Khondoker Bazlul Hoque is a professor of International Business at the University of Dhaka. He is the chairman of the governing body of Tejgaon College. He is the president of Bangladesh Paribesh Andolan. He is the vice-chairman of Innovation, Creativity and Entrepreneurship Center of the University of Dhaka.

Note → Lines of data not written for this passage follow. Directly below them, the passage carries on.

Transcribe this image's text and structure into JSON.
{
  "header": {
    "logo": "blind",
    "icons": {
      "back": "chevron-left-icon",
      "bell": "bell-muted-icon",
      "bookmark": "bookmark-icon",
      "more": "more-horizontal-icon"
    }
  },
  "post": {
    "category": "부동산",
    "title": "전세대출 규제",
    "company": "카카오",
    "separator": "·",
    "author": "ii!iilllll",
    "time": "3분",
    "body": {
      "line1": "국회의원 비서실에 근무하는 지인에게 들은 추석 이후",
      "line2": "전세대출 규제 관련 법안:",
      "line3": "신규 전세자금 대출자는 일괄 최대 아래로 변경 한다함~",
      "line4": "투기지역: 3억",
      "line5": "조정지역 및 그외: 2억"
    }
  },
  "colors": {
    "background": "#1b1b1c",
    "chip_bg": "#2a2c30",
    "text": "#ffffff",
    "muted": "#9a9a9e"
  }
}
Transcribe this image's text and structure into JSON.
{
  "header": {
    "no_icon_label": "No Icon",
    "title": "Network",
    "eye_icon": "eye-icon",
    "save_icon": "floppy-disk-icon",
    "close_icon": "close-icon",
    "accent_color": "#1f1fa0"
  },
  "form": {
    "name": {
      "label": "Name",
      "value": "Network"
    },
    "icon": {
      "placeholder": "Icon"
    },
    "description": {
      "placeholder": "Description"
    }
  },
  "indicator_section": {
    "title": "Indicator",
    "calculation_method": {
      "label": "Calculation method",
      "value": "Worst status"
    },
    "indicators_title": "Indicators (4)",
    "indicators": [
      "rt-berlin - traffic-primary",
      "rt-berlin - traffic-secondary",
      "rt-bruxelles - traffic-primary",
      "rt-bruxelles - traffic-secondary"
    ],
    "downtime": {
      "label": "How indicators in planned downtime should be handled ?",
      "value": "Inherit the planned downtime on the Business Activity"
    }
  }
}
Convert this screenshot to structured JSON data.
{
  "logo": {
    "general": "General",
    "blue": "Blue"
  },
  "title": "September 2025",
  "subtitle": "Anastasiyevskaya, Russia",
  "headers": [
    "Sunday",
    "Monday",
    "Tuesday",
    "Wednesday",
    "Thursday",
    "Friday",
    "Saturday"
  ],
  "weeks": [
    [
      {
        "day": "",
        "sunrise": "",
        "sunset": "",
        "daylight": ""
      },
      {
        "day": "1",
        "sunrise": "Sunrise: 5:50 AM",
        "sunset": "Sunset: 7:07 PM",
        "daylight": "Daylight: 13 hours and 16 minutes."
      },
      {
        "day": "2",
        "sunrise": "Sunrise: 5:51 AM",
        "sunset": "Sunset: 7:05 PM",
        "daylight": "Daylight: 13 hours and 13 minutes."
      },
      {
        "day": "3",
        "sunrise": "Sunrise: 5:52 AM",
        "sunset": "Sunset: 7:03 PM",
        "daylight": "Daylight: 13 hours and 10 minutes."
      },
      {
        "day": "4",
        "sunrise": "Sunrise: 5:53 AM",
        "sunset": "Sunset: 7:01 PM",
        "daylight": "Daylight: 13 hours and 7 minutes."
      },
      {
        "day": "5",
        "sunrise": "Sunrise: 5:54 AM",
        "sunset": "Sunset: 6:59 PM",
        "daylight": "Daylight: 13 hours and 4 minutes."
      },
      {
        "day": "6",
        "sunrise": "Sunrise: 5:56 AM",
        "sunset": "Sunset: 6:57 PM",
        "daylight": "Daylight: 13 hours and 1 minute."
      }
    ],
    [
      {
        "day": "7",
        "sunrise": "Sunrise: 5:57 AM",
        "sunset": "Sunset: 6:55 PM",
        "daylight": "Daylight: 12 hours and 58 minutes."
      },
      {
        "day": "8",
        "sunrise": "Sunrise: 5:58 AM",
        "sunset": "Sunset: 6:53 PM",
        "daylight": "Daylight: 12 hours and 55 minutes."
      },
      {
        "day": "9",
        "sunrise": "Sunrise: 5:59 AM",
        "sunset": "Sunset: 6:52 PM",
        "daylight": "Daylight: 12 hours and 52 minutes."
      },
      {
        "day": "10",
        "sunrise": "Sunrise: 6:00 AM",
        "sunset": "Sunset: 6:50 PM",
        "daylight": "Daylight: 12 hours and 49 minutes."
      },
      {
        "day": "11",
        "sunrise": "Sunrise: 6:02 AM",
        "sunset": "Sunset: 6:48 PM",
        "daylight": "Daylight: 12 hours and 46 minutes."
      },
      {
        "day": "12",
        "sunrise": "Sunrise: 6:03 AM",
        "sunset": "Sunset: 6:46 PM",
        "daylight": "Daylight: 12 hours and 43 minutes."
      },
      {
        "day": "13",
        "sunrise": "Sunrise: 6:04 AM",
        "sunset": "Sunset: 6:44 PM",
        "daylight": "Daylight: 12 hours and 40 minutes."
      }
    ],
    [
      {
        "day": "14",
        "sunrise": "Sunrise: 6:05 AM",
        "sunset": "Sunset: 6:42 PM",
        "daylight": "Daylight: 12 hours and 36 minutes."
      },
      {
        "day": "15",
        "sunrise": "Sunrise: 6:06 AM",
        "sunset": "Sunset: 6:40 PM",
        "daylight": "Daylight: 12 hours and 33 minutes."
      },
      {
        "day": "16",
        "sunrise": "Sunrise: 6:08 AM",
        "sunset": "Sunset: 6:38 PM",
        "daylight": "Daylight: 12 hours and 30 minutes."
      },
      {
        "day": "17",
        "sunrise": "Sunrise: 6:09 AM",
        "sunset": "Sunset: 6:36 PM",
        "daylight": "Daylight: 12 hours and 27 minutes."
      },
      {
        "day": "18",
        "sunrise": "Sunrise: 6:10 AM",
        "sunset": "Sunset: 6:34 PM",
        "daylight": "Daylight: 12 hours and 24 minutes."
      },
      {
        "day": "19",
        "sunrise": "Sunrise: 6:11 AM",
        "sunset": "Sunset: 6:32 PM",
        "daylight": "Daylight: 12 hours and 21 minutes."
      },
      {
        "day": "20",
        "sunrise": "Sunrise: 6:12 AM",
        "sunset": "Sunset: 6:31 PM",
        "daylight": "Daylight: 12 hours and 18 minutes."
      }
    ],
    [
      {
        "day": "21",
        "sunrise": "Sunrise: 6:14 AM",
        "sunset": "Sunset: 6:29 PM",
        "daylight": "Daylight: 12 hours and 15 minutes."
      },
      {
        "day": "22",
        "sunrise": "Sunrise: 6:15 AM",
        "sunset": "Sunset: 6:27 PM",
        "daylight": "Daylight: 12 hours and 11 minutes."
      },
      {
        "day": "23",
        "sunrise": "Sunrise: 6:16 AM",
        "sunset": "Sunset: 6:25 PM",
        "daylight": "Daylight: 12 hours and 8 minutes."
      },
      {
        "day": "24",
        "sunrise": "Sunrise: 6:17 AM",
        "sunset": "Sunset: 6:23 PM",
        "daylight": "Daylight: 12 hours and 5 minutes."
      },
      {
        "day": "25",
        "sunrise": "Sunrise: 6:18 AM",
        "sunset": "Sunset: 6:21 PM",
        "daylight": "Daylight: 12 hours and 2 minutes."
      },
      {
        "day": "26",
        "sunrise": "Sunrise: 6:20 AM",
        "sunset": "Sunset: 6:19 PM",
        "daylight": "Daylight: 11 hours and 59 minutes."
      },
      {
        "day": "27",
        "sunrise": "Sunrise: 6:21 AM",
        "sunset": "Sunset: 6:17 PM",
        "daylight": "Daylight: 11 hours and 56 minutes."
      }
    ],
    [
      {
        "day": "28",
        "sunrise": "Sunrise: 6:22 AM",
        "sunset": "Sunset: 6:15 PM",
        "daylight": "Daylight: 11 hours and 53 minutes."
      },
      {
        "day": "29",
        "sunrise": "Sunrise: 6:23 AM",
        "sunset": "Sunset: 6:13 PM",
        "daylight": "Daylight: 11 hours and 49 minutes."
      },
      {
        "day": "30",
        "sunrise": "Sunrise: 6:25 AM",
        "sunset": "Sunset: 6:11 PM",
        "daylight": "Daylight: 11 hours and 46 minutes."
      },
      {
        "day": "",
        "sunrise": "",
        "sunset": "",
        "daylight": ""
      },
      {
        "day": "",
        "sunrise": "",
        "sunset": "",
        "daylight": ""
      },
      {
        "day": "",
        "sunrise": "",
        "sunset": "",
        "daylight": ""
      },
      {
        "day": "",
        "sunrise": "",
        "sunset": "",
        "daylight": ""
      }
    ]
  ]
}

Hoque is former member of Bangladesh Public Service Commission. He is the former chairman of Agrani Bank. He is the chairperson of the sub-committee on forest and environment of the Awami League.

==Career==
Hoque was the president of Federation of the Dhaka University Teachers' Association in 2009. He was appointed chairman of Agrani Bank, state owned bank, by the Awami League which had come to power in January 2009. It had also appointed Qazi Baharul Islam chairman of Sonali Bank and Abul Barakat chairman of Janata Bank, also state owned banks. During his tenure questions papers for recruitment of the bank were leaked.

Hoque was the president of Federation of Bangladesh University Teachers' Association in 2011.

The Anti-Corruption Commission announced plans to interrogate former officials of Agrani Bank including Hoque over 2.7 billion BDT loan scam in the Motijheel branch of the bank.

Hoque was the vice-president of Bangladesh Paribesh Andolan.

In 2022, Hoque was the chairperson of the sub-committee on forest and environment of the Awami League. He was appointed professor emeritus of the University of Dhaka. He was the acting president of Bangladesh Paribesh Andolan.